- 35°30′19″N 134°10′38″E﻿ / ﻿35.50528°N 134.17722°E
- Type: kofun
- Periods: Kofun period
- Location: Tottori (city), Tottori Prefecture Japan
- Region: San'in region

History
- Built: late 6th century AD

Site notes
- Public access: no facilities
- National Historic Site of Japan

= Fuse Kofun =

The Fuse Kofun (布勢古墳) is a Kofun period burial mound located in the Fuse neighborhood of the city of Tottori, Tottori Prefecture in the San'in region of Japan. The tumulus was designated a National Historic Site of Japan in 1974.

==Monument==
The Fuse area of Tottori city, in the vicinity of Lake Koyama in the western part of the Tottori Plain, contains many ancient tombs and archaeological sites, including a place where Yayoi period bronze dotaku have been discovered. The Fuse Kofun is located on the east bank of Lake Koyama, on a hill with an elevation of approximately 30 meters from its surroundings. The tumulus has not been excavated, so details of the burial chamber are unknown. Fragments of haniwa Haji ware and Sue ware pottery, and the shape of the tumulus, date it to the late Kofun period, or the first half of the 6th century.
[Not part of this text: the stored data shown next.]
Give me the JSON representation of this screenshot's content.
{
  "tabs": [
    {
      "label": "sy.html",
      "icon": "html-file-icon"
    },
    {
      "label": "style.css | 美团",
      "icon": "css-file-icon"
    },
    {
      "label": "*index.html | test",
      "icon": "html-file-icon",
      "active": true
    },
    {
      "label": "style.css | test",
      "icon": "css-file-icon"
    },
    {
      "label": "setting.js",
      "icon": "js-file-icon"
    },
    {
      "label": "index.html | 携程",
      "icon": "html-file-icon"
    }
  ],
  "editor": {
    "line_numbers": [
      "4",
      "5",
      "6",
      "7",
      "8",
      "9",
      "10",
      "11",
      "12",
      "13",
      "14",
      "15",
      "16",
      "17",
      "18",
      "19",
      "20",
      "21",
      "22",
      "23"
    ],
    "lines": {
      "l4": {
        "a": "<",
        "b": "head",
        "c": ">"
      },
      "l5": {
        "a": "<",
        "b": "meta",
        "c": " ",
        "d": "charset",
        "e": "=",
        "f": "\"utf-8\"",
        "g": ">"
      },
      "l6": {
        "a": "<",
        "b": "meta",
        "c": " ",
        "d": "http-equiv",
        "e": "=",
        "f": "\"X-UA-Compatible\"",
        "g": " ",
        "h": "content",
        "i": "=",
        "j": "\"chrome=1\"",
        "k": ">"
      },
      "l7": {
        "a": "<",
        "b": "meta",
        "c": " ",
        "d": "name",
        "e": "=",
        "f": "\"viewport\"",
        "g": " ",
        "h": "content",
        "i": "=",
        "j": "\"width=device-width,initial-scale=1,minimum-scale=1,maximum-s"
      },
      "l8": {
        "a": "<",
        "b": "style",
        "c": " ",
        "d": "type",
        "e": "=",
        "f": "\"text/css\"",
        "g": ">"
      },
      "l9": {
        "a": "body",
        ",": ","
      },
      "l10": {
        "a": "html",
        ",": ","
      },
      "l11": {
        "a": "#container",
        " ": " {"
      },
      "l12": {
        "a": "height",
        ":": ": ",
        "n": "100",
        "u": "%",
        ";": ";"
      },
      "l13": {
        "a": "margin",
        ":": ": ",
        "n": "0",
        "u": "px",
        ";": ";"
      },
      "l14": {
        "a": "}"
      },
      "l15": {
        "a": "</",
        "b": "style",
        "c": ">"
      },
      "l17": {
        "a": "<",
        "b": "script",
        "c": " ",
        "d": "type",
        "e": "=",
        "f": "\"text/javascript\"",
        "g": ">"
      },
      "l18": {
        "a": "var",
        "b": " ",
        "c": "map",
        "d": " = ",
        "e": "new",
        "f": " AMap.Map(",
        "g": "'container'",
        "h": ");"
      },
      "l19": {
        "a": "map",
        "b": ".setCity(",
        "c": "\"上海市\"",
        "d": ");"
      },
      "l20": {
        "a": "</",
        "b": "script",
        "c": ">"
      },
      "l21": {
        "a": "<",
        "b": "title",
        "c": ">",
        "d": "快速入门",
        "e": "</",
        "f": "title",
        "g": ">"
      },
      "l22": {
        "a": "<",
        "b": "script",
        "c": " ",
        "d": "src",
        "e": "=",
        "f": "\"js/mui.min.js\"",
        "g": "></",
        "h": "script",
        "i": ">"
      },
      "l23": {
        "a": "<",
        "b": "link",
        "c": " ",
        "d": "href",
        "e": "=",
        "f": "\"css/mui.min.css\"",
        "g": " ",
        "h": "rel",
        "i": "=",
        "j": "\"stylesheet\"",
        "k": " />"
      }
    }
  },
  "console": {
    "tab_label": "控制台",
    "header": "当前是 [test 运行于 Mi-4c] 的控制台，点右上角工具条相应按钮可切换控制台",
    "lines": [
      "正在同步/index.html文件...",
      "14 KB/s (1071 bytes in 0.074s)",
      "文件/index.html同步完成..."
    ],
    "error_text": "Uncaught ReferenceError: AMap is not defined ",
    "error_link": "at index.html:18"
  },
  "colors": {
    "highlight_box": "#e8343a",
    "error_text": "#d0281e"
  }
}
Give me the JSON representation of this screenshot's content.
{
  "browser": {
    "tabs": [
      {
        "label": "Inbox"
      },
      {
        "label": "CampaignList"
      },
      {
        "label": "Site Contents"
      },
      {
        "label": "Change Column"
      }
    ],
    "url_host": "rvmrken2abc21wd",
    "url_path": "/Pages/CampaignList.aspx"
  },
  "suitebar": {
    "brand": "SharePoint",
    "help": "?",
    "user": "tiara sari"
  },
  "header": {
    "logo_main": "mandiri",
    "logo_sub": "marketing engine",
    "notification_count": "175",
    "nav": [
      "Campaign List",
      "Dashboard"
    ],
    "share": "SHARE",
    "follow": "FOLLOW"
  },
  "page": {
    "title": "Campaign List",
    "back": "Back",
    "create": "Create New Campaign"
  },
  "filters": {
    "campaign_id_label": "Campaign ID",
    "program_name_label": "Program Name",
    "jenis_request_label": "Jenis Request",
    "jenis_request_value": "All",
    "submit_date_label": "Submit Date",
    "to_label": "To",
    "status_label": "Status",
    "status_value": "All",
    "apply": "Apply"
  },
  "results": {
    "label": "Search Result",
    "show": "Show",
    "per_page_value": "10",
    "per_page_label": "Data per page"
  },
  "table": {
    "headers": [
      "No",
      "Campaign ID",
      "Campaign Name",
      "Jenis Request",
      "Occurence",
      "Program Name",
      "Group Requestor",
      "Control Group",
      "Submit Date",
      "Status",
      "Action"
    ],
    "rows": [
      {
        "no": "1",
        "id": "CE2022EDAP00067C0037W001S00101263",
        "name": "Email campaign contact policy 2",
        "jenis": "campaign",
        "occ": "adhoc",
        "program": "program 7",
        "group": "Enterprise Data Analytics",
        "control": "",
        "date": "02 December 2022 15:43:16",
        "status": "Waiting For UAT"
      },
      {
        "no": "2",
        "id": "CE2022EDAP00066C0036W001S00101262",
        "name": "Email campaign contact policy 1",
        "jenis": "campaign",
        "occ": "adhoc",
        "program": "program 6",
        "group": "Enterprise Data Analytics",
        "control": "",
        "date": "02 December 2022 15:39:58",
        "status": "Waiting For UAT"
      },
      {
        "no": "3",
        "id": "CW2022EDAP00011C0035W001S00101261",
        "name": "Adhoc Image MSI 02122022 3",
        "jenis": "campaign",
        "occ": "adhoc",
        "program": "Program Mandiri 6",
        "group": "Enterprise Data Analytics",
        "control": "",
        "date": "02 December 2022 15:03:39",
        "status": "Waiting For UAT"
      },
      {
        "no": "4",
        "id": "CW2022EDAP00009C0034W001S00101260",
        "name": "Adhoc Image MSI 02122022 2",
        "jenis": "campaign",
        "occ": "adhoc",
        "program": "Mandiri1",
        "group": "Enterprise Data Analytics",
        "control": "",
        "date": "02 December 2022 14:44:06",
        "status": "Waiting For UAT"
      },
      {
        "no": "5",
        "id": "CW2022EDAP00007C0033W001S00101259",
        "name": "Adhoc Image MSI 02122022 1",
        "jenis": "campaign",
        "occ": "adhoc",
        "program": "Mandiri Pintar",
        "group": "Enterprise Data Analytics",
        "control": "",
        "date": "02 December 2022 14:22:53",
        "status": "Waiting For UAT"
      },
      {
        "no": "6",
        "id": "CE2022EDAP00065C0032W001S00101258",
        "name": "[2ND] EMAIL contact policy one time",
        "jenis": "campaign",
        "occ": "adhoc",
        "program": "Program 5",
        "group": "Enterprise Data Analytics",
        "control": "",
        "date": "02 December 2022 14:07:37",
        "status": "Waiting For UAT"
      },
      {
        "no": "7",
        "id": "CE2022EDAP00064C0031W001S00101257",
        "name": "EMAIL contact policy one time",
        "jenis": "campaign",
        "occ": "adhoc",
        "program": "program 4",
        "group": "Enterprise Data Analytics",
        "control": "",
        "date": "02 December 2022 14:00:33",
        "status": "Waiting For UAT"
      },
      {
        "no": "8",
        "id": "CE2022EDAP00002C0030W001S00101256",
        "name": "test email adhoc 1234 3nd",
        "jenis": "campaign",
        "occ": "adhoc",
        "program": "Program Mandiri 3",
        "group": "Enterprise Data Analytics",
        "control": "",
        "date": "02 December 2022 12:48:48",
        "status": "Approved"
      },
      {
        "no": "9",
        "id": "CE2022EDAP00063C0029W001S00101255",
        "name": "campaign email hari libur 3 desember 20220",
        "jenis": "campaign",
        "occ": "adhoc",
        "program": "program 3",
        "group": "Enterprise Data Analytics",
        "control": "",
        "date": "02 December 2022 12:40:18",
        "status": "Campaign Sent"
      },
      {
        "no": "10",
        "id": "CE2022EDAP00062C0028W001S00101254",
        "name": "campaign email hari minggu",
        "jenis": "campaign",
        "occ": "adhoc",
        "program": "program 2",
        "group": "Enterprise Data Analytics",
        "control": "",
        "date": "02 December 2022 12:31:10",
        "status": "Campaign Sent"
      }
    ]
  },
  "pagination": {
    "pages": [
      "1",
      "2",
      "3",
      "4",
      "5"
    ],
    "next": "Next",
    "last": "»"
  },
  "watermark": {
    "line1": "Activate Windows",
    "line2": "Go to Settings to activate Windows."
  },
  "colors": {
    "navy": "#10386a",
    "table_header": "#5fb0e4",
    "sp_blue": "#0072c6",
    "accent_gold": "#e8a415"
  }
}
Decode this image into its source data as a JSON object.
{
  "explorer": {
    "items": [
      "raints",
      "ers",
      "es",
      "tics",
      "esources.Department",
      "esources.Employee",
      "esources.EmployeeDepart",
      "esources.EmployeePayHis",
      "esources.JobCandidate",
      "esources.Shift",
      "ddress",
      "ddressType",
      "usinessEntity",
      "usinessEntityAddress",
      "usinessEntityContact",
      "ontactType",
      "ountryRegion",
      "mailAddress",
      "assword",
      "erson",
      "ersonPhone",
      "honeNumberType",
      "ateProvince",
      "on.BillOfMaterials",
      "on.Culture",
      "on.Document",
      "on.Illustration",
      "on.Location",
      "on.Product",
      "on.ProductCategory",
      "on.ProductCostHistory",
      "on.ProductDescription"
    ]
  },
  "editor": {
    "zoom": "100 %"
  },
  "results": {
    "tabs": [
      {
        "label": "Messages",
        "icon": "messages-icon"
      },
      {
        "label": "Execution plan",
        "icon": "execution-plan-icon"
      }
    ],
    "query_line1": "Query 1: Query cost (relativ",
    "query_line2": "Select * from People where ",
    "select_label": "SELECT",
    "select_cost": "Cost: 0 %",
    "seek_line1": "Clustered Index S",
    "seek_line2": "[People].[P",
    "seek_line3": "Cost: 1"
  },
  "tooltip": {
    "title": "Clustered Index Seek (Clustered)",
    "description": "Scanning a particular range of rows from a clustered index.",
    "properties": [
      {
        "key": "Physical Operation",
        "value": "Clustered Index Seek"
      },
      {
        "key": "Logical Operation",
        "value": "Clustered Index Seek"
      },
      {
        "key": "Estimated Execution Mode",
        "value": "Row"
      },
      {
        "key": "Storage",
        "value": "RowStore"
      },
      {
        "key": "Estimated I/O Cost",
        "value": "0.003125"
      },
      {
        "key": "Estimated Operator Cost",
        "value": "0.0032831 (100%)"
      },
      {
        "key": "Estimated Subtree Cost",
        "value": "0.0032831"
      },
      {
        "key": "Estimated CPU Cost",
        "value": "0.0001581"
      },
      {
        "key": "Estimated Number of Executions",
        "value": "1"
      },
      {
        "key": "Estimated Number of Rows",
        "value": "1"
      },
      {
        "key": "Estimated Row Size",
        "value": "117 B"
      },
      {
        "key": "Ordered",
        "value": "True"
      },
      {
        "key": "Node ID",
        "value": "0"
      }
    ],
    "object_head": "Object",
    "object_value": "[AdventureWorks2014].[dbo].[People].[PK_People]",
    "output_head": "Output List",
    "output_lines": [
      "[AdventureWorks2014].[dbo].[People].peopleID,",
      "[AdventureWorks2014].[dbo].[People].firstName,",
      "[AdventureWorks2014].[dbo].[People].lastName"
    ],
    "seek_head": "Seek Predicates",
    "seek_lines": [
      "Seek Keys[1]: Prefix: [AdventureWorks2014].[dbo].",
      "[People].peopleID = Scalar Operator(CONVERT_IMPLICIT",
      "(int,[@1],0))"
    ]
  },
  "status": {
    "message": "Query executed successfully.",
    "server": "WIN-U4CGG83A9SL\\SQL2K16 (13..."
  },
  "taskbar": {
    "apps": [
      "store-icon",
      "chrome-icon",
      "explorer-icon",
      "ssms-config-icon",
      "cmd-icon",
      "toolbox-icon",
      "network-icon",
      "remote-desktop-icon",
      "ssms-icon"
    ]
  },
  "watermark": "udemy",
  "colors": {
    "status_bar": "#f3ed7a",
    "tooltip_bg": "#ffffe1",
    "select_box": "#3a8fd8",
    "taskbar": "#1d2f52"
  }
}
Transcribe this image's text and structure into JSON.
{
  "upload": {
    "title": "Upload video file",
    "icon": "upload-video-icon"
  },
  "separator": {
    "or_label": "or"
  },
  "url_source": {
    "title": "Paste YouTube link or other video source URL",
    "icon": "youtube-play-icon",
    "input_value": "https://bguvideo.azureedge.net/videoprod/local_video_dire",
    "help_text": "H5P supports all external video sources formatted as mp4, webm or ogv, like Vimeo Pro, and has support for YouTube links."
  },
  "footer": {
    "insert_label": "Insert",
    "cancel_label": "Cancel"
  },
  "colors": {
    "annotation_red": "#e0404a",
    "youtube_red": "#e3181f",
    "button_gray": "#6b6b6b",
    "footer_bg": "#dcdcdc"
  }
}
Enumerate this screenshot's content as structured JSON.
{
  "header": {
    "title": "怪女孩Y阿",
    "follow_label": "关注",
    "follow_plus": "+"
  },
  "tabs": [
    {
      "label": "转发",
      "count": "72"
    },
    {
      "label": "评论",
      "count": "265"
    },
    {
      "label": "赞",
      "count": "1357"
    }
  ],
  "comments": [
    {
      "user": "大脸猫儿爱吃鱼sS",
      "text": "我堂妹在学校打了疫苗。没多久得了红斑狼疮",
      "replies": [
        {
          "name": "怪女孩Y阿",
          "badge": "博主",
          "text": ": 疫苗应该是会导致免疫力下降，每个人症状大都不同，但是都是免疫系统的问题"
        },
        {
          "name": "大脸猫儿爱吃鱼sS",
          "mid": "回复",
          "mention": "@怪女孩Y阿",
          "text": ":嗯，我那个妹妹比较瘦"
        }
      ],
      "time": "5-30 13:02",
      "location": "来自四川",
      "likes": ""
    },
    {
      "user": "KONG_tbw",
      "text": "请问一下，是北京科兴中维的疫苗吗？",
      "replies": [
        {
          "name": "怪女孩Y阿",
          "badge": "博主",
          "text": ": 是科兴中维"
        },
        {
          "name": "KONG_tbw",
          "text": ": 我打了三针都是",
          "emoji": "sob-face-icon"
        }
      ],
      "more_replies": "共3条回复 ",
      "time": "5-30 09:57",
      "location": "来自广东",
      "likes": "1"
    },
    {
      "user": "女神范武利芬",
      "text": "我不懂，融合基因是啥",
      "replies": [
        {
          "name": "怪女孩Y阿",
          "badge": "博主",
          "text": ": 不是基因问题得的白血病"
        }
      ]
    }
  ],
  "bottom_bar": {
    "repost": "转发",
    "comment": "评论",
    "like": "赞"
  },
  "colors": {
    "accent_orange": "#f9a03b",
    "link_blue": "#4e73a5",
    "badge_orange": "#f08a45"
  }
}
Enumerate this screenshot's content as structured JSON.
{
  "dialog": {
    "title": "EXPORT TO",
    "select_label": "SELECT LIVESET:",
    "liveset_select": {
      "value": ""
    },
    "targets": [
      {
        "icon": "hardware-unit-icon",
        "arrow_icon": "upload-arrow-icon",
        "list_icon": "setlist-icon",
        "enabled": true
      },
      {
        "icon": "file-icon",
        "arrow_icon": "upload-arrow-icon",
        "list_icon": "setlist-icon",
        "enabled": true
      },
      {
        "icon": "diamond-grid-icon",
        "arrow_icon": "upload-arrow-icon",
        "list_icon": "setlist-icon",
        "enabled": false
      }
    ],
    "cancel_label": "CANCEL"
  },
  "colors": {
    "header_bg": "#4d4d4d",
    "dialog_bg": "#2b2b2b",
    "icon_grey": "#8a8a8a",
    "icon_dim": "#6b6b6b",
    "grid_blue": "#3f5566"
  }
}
The mound is a keyhole-shaped zenpō-kōen-fun (前方後円墳) type of kofun, orientated to the west. It is one of the larger tumuli is eastern Tottori Prefecture, with a total length of about 60 meters; the circular portion is approximately 29 meters in diameter and 5 meters high, and the rectangular portion is approximately 21 meters wide. No moat has been detected.